Les Koweïtiens ont largement fui le Koweït à l’époque tandis qu’une coalition dirigée par les États-Unis a forcé l’Irak à se retirer. Dans le sillage de l’Ukraine, la Russie est trop préoccupée pour prendre d’autres engagements militaires majeurs, et la Chine n’accepterait pas l’idée.

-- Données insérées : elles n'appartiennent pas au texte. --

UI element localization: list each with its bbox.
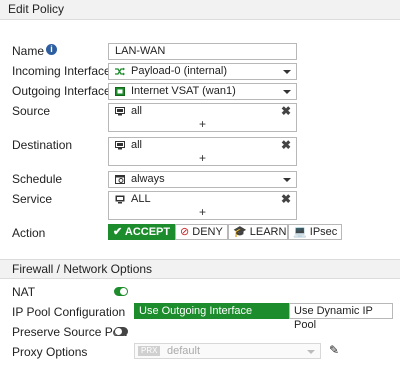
preserve-source-port-toggle[interactable] <box>114 327 128 336</box>
ip-pool-label: IP Pool Configuration <box>12 305 126 319</box>
action-deny-button[interactable]: ⊘ DENY <box>175 224 228 240</box>
action-label: Action <box>12 226 46 240</box>
action-learn-button[interactable]: 🎓 LEARN <box>228 224 288 240</box>
destination-label: Destination <box>12 138 73 152</box>
name-label: Name <box>12 44 45 58</box>
check-icon: ✔ <box>113 226 123 238</box>
nat-label: NAT <box>12 285 36 299</box>
outgoing-interface-label: Outgoing Interface <box>12 84 111 98</box>
chevron-down-icon <box>307 350 315 354</box>
schedule-label: Schedule <box>12 172 63 186</box>
dialog-header: Edit Policy <box>0 0 400 20</box>
chevron-down-icon <box>283 178 291 182</box>
use-outgoing-interface-address-button[interactable]: Use Outgoing Interface Address <box>134 303 289 331</box>
destination-field[interactable]: all ✖ + <box>108 137 297 166</box>
firewall-network-options-header: Firewall / Network Options <box>0 259 400 279</box>
port-icon <box>115 87 125 96</box>
proxy-options-label: Proxy Options <box>12 345 88 359</box>
action-ipsec-button[interactable]: 💻 IPsec <box>288 224 342 240</box>
address-icon <box>115 141 125 150</box>
service-field[interactable]: ALL ✖ + <box>108 191 297 220</box>
remove-icon[interactable]: ✖ <box>281 138 291 152</box>
address-icon <box>115 107 125 116</box>
use-dynamic-ip-pool-button[interactable]: Use Dynamic IP Pool <box>289 303 393 331</box>
remove-icon[interactable]: ✖ <box>281 104 291 118</box>
source-label: Source <box>12 104 51 118</box>
chevron-down-icon <box>283 90 291 94</box>
add-icon[interactable]: + <box>199 205 206 219</box>
proxy-tag: PRX <box>138 346 161 356</box>
pencil-icon[interactable]: ✎ <box>329 343 339 357</box>
schedule-select[interactable]: always <box>108 171 297 188</box>
ban-icon: ⊘ <box>180 226 190 238</box>
info-icon[interactable]: i <box>46 44 57 55</box>
shuffle-icon <box>115 67 125 76</box>
dialog-title: Edit Policy <box>8 2 65 16</box>
name-field[interactable]: LAN-WAN <box>108 43 297 60</box>
outgoing-interface-select[interactable]: Internet VSAT (wan1) <box>108 83 297 100</box>
laptop-icon: 💻 <box>293 226 307 238</box>
action-accept-button[interactable]: ✔ ACCEPT <box>108 224 175 240</box>
proxy-options-select[interactable]: PRX default <box>134 343 321 359</box>
preserve-source-port-label: Preserve Source Port <box>12 325 127 339</box>
add-icon[interactable]: + <box>199 117 206 131</box>
graduation-cap-icon: 🎓 <box>233 226 247 238</box>
chevron-down-icon <box>283 70 291 74</box>
nat-toggle[interactable] <box>114 287 128 296</box>
incoming-interface-select[interactable]: Payload-0 (internal) <box>108 63 297 80</box>
service-label: Service <box>12 192 53 206</box>
service-icon <box>115 195 125 204</box>
calendar-clock-icon <box>115 175 125 184</box>
add-icon[interactable]: + <box>199 151 206 165</box>
remove-icon[interactable]: ✖ <box>281 192 291 206</box>
source-field[interactable]: all ✖ + <box>108 103 297 132</box>
incoming-interface-label: Incoming Interface <box>12 64 111 78</box>
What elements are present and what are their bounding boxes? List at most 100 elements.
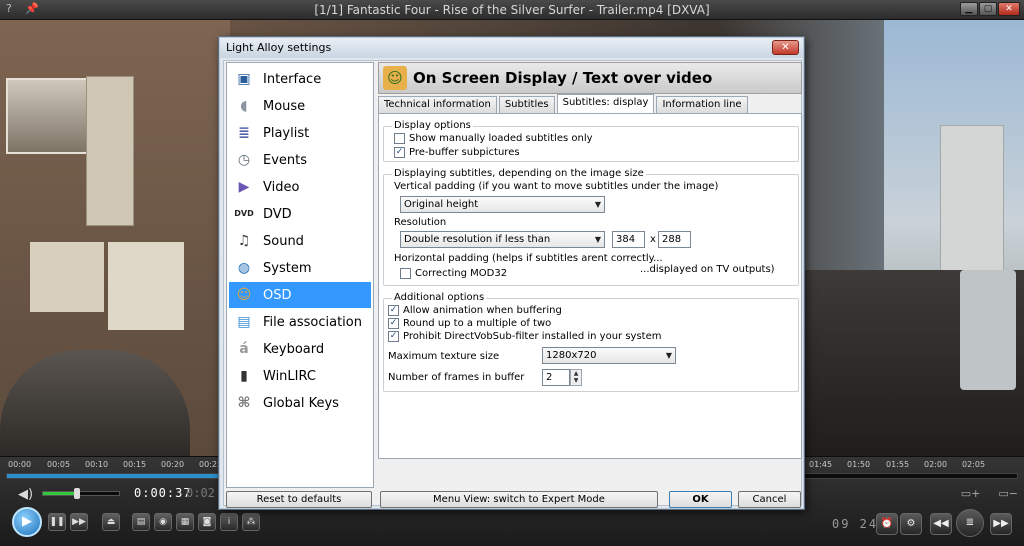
minimize-button[interactable]: ▁ <box>960 2 978 16</box>
timeline-tick: 00:10 <box>85 460 109 469</box>
player-title-bar: ? 📌 [1/1] Fantastic Four - Rise of the S… <box>0 0 1024 20</box>
cancel-button[interactable]: Cancel <box>738 491 801 508</box>
frames-in-buffer-label: Number of frames in buffer <box>388 372 525 383</box>
sidebar-item-keyboard[interactable]: á Keyboard <box>229 336 371 362</box>
aspect-minus-icon[interactable]: ▭− <box>998 487 1018 500</box>
volume-knob[interactable] <box>74 488 81 499</box>
prohibit-directvobsub-option[interactable]: ✓ Prohibit DirectVobSub-filter installed… <box>388 331 661 342</box>
show-manual-subtitles-option[interactable]: Show manually loaded subtitles only <box>394 133 593 144</box>
max-texture-select[interactable]: 1280x720 ▼ <box>542 347 676 364</box>
sidebar-item-osd[interactable]: ☺ OSD <box>229 282 371 308</box>
close-button[interactable]: ✕ <box>998 2 1020 16</box>
tab-subtitles[interactable]: Subtitles <box>498 96 555 113</box>
frames-in-buffer-input[interactable]: 2 <box>542 369 570 386</box>
film-icon[interactable]: ▤ <box>132 513 150 531</box>
reset-to-defaults-button[interactable]: Reset to defaults <box>226 491 372 508</box>
tab-strip: Technical information Subtitles Subtitle… <box>378 94 750 114</box>
info-icon[interactable]: i <box>220 513 238 531</box>
eject-icon[interactable]: ⏏ <box>102 513 120 531</box>
sidebar-item-sound[interactable]: ♫ Sound <box>229 228 371 254</box>
tab-page-subtitles-display: Display options Show manually loaded sub… <box>378 113 802 459</box>
allow-animation-option[interactable]: ✓ Allow animation when buffering <box>388 305 562 316</box>
checkbox-label: Correcting MOD32 <box>415 268 508 279</box>
volume-icon[interactable]: ◀) <box>18 487 33 502</box>
camera-icon[interactable]: ◙ <box>198 513 216 531</box>
prebuffer-option[interactable]: ✓ Pre-buffer subpictures <box>394 147 520 158</box>
network-icon[interactable]: ⁂ <box>242 513 260 531</box>
previous-icon[interactable]: ◀◀ <box>930 513 952 535</box>
headphones-icon: ♫ <box>237 233 251 249</box>
play-button[interactable]: ▶ <box>12 507 42 537</box>
sidebar-item-global-keys[interactable]: ⌘ Global Keys <box>229 390 371 416</box>
aspect-plus-icon[interactable]: ▭+ <box>961 487 981 500</box>
timeline-tick: 01:45 <box>809 460 833 469</box>
sidebar-item-label: System <box>263 260 312 276</box>
globe-icon: ◍ <box>237 260 251 276</box>
volume-slider[interactable] <box>42 488 120 499</box>
select-value: Original height <box>404 199 479 210</box>
checkbox-label: Show manually loaded subtitles only <box>409 133 593 144</box>
video-scene-note <box>108 242 184 330</box>
image-icon[interactable]: ▦ <box>176 513 194 531</box>
sidebar-item-label: File association <box>263 314 362 330</box>
show-manual-subtitles-checkbox[interactable] <box>394 133 405 144</box>
sidebar-item-video[interactable]: ▶ Video <box>229 174 371 200</box>
tab-technical-information[interactable]: Technical information <box>378 96 497 113</box>
monitor-icon: ▣ <box>237 71 251 87</box>
sidebar-item-interface[interactable]: ▣ Interface <box>229 66 371 92</box>
sidebar-item-file-association[interactable]: ▤ File association <box>229 309 371 335</box>
next-icon[interactable]: ▶▶ <box>990 513 1012 535</box>
sidebar-item-dvd[interactable]: DVD DVD <box>229 201 371 227</box>
global-keys-icon: ⌘ <box>237 395 251 411</box>
maximize-button[interactable]: ▢ <box>979 2 997 16</box>
sidebar-item-mouse[interactable]: ◖ Mouse <box>229 93 371 119</box>
sidebar-item-winlirc[interactable]: ▮ WinLIRC <box>229 363 371 389</box>
dialog-close-button[interactable]: ✕ <box>772 40 799 55</box>
allow-animation-checkbox[interactable]: ✓ <box>388 305 399 316</box>
tab-information-line[interactable]: Information line <box>656 96 748 113</box>
disc-icon[interactable]: ◉ <box>154 513 172 531</box>
correcting-mod32-checkbox[interactable] <box>400 268 411 279</box>
tv-outputs-note: ...displayed on TV outputs) <box>640 264 775 275</box>
system-clock: 09 24 <box>832 517 879 531</box>
resolution-width-input[interactable]: 384 <box>612 231 645 248</box>
horizontal-padding-label: Horizontal padding (helps if subtitles a… <box>394 253 663 264</box>
settings-gear-icon[interactable]: ⚙ <box>900 513 922 535</box>
tab-subtitles-display[interactable]: Subtitles: display <box>556 94 655 113</box>
sidebar-item-label: WinLIRC <box>263 368 316 384</box>
pause-icon[interactable]: ❚❚ <box>48 513 66 531</box>
ok-button[interactable]: OK <box>669 491 732 508</box>
timeline-tick: 01:50 <box>847 460 871 469</box>
image-size-group: Displaying subtitles, depending on the i… <box>383 168 799 286</box>
sidebar-item-label: Mouse <box>263 98 306 114</box>
fast-forward-icon[interactable]: ▶▶ <box>70 513 88 531</box>
resolution-height-input[interactable]: 288 <box>658 231 691 248</box>
sidebar-item-label: OSD <box>263 287 292 303</box>
sidebar-item-system[interactable]: ◍ System <box>229 255 371 281</box>
display-options-group: Display options Show manually loaded sub… <box>383 120 799 162</box>
frames-spinner[interactable]: ▲ ▼ <box>570 369 582 386</box>
prohibit-directvobsub-checkbox[interactable]: ✓ <box>388 331 399 342</box>
alarm-icon[interactable]: ⏰ <box>876 513 898 535</box>
dialog-title: Light Alloy settings <box>226 41 332 54</box>
sidebar-item-label: Playlist <box>263 125 310 141</box>
checkbox-label: Pre-buffer subpictures <box>409 147 520 158</box>
video-icon: ▶ <box>238 179 250 195</box>
correcting-mod32-option[interactable]: Correcting MOD32 <box>400 268 507 279</box>
resolution-select[interactable]: Double resolution if less than ▼ <box>400 231 605 248</box>
menu-view-button[interactable]: Menu View: switch to Expert Mode <box>380 491 658 508</box>
playlist-button[interactable]: ≣ <box>956 509 984 537</box>
round-up-checkbox[interactable]: ✓ <box>388 318 399 329</box>
sidebar-item-playlist[interactable]: ≣ Playlist <box>229 120 371 146</box>
timeline-tick: 02:00 <box>924 460 948 469</box>
sidebar-item-events[interactable]: ◷ Events <box>229 147 371 173</box>
playlist-icon: ≣ <box>238 125 250 141</box>
prebuffer-checkbox[interactable]: ✓ <box>394 147 405 158</box>
round-up-option[interactable]: ✓ Round up to a multiple of two <box>388 318 551 329</box>
right-mini-controls: ▭+ ▭− <box>961 487 1018 500</box>
checkbox-label: Round up to a multiple of two <box>403 318 552 329</box>
sidebar-item-label: Keyboard <box>263 341 325 357</box>
vertical-padding-select[interactable]: Original height ▼ <box>400 196 605 213</box>
mouse-icon: ◖ <box>240 98 248 114</box>
resolution-label: Resolution <box>394 217 447 228</box>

Cela laisse les États-Unis pour le moment comme la seule alternative des États du Golfe.
Vu de Téhéran, le monde post-retrait américain est un monde différent dans lequel les États-Unis ont été humiliés et éloignés de l’une de leurs frontières.
C’est un monde où l’Afghanistan gouverné par les talibans est un problème plus immédiat pour l’Iran que pour les États du Golfe.
Ces derniers jours, l’Iran aurait déplacé des forces militaires supplémentaires, y compris la 88e division blindée de l’armée, à sa frontière avec l’Afghanistan dans un contexte de tensions croissantes avec les talibans.
Les responsables iraniens affirment que les gardes-frontières ont agi avec « retenue » face aux actions provocatrices présumées des forces talibanes.
Les troupes ont reçu l’ordre de se rendre à la frontière après que des militants pakistanais, basés dans l’est de l’Afghanistan, eurent intensifié leurs attaques à l’intérieur du Pakistan.
Le mois dernier, deux frappes aériennes pakistanaises dans l’est de l’Afghanistan ont tué au moins 40 personnes, dont des civils. Les Nations Unies ont déclaré que 20 enfants figuraient parmi les morts. Les frappes ont eu lieu contre des zones qui auraient été sous contrôle de militants qui avaient tué sept soldats au Pakistan.
Le Pakistan n’a pas confirmé les frappes aériennes et a refusé de commenter les morts civiles, mais a déclaré plus tôt que « les terroristes utilisaient le sol afghan en toute impunité pour mener des activités à l’intérieur du Pakistan ».
Les manifestations anti-iraniennes à Herat et Kaboul et l’attaque au couteau de trois religieux en Iran par un ressortissant afghan ont également alimenté les tensions entre les deux pays.
Les incidents jettent une ombre sur les efforts iraniens pour capitaliser sur les retombées en Asie centrale de l’invasion russe de l’Ukraine.
Le ministre taliban par intérim des réfugiés et des rapatriements, Khalilurahman Haqqani, devrait se rendre à Téhéran dans les prochains jours afin de réduire les tensions.
« Le Yémen et l’Ukraine ne sont pas des maux de tête majeurs pour l’Iran. L’Afghanistan l’est », a déclaré un diplomate arabe.